Not only would the TRIPS waiver not produce the results the proponents want, it would likely reduce the current level of international distribution of vaccines, by interfering with access to the limited supplies of required ingredients. In fact, this supply chain disruption was recently cited by none other than the government of India in pushing back against popular demands for a compulsory license on Gilead’s Remdesivir and other COVID-19 treatments, noting that the “main constraint” was not intellectual property rights but preventing competition for scarce “raw materials and other essential inputs.”
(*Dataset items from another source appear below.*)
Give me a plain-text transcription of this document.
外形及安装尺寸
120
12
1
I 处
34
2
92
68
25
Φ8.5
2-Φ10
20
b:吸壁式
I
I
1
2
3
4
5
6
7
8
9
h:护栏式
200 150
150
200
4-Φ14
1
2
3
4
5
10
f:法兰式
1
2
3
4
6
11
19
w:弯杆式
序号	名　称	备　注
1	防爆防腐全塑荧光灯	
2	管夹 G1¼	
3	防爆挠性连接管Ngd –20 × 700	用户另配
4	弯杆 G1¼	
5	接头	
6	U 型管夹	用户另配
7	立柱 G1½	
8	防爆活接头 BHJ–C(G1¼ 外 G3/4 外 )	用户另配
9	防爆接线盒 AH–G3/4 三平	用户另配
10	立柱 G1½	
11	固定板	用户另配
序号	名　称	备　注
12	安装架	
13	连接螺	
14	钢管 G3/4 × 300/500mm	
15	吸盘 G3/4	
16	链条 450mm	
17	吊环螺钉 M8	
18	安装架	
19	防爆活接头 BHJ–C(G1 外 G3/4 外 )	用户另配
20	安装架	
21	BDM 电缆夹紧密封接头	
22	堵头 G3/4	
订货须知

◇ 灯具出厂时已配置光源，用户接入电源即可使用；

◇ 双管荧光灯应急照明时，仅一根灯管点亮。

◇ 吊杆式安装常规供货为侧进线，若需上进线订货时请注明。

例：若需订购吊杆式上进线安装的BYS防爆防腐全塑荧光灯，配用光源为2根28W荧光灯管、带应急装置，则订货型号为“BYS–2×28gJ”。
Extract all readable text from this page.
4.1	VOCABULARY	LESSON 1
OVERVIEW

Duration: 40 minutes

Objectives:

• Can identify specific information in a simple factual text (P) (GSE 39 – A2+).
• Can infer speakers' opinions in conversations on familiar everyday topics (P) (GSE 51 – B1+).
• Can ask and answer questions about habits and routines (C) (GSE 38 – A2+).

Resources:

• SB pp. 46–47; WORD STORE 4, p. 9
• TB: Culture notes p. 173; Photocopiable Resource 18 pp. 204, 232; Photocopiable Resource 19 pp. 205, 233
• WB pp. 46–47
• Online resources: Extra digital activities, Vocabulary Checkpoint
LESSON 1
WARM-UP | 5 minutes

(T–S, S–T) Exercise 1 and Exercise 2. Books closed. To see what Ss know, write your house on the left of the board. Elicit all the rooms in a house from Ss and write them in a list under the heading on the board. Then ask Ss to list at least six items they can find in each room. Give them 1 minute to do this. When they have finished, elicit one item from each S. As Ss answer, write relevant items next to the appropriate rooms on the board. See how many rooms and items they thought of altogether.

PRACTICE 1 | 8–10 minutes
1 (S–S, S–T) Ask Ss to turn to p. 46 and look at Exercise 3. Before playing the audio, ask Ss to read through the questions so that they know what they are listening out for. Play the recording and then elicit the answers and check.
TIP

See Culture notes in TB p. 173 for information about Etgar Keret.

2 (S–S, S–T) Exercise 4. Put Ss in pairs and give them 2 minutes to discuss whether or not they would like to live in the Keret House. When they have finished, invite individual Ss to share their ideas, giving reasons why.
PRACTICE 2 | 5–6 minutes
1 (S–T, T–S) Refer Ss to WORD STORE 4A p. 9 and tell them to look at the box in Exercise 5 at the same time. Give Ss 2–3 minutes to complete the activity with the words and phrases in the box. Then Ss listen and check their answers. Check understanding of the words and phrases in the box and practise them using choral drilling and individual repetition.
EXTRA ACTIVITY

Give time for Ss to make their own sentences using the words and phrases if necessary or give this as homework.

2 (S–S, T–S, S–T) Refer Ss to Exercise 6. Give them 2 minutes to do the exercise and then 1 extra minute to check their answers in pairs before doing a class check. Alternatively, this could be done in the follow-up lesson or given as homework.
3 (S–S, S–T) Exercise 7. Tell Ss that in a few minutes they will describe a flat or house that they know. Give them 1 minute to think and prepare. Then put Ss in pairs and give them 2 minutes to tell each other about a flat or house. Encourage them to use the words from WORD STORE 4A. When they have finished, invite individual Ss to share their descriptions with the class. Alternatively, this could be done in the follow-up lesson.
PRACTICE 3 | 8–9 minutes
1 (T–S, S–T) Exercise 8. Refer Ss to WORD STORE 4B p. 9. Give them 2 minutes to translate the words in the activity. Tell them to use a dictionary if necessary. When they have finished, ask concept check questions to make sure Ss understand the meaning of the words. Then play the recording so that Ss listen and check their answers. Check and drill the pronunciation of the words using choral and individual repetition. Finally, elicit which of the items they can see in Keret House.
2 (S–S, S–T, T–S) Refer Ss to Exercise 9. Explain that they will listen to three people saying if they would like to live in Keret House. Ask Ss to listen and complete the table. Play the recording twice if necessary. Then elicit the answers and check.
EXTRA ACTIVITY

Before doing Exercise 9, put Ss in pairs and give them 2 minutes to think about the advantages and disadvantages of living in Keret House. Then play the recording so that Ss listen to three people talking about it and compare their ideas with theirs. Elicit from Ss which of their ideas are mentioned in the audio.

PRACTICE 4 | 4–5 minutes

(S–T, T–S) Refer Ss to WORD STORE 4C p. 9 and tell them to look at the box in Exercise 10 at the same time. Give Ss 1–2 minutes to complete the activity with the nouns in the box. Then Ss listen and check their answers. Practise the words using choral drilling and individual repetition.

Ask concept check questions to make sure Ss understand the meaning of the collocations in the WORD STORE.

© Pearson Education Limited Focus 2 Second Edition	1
But there’s more. A waiver would result in even greater harm over the long haul. Drugs typically are not discovered by governments. Instead, we rely on the private sector to respond to new diseases. It seems deeply ironic that while our IP system succeeded in incentivizing the development of a new vaccine only months after the SARS CoV-2 virus appeared, we would now be considering suspending that system. Congratulations and thank you! Now, hand over your trade secrets!
Another irony relates to the fact that these companies have not been producing all the vaccine on their own. Instead, they planned ahead and established collaborative relationships with other manufacturers, leading to quick and effective voluntary technology transfers through licensing. Those who clamor for a waiver seem to ignore that robust, reliable trade secret laws enable such transactions. It may seem counterintuitive, but it’s well established that enforceable secrecy leads to more dissemination of technology, not less. Indeed, without it there would be hoarding of know-how, slowing production of vital medications and other innovations.
It takes more than $1 billion to engage in the risky business of producing a new drug. The willingness of shareholders to invest that kind of money requires a predictable IP system, one in which rights are not imperiled just because some people mistakenly believe those rights are in the way of achieving some laudable goal. Broadly removing IP protections is something governments can do, but they can only do it once, because the next time there may be no innovations available to claw back. Without reliable incentives, private industry simply won’t be able to prepare us for the next pandemic.
Trying to suspend IP rights clearly will not solve the problem and, indeed, risks making it worse. Instead, the international community – including the United States – should focus on diplomatic solutions to the immediate problem by lifting export controls by rich countries and forcing more equitable distribution of the available supplies of vaccines.
For decades, the United States has been vigorously promoting the value to society of a strong, globally harmonized IP system. The success of Operation Warp Speed has demonstrated the value of that system. This is no time to see what it might be like without one.